In the build-up to the first major re-shuffle of his tenure as Prime Minister, David Cameron had remained predictably tight lipped about the changes that were to be made. But the British public was left baffled today with the unusual address delivered by a confused Cameron. Stepping outside of his Downing St home, he announced that he’d been making wholesale changes to his cabinet with a number of unexpected alterations of positions, however, reporters were left perplexed when Cameron went on to list the major changes and his reasoning behind them. Expecting to hear which ministers would be moving between which roles, there were murmurs of confusion when Cameron began describing in detail the reorganisation he’d been doing to the items in his bathroom cupboard.
After listing a number of items that he’d thrown away, he discussed the rationale behind moving his deodorant to the front right corner of the cupboard and for relegating the talcum powder and bath soaps to the back. And, while his reasoning was sound, namely that he uses the deodorant far more frequently, so it didn’t make sense to have to pick past the rarely-used bath soaps every morning, it wasn’t what the waiting reporters had come to hear. However, the muddled minister, seemed to falter after a few minutes, seemingly picking up on the baffled expressions on the faces of the journalists in front of him. Having begun describing where he’d moved the shower gel to, the PM tailed off his address and was scooped up by an aide and taken back into number 10.

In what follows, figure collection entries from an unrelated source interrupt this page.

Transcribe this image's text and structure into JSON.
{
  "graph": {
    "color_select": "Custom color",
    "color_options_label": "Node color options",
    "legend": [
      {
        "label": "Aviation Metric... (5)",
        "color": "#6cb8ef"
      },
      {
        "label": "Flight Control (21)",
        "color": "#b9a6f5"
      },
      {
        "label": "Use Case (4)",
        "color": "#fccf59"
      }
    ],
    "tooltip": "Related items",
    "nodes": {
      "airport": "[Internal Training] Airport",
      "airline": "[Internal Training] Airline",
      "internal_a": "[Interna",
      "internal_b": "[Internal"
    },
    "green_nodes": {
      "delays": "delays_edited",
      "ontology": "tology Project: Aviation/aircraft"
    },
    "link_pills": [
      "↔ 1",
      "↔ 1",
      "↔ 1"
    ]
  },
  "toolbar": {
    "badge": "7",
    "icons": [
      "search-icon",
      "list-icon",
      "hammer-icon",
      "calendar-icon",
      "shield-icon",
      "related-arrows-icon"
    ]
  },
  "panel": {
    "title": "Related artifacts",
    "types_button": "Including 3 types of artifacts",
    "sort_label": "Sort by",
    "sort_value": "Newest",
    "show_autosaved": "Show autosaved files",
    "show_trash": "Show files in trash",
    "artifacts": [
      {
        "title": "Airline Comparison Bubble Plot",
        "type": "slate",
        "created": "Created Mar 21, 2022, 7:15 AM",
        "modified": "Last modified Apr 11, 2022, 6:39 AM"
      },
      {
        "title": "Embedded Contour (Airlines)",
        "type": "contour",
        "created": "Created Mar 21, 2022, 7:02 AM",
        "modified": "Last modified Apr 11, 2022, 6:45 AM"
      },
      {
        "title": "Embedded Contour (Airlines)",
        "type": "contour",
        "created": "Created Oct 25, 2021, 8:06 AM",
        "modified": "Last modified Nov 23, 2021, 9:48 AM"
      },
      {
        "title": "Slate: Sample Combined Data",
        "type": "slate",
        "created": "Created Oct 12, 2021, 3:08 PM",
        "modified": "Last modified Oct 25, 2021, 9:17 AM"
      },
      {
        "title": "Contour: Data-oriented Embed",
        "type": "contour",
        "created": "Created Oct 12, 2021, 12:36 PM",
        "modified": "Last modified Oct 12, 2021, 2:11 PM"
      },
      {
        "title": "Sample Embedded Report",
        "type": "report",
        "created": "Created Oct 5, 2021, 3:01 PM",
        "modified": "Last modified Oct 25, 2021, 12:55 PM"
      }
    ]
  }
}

An official statement for the PM has said that a stress, induced by a hectic schedule, has contributed to an isolated case of confusion. However, it’s widely rumoured that the PM has become so obsessed with the Olympics this summer that, in the weeks since the games finished, he’s been spending every waking hour practising hurdles, long jump and high jump, in the hope that he can compete in the heptathlon in 2016. Having neglected the duties of Office, the PM was somewhat blindsided by the news that he was to communicate the Cabinet changes that were to be made and, although surprised that the world was interested in the contents of his cupboards, Cameron allegedly put it down to a quirk of modern politics and relayed his modifications to the waiting press.
It’s believed that the PM is now frantically making snap decisions on who can do what job for the next year or so and will be communicating this to the media in the coming days. There is no news on the progress he’s made on his heptathlon PBs.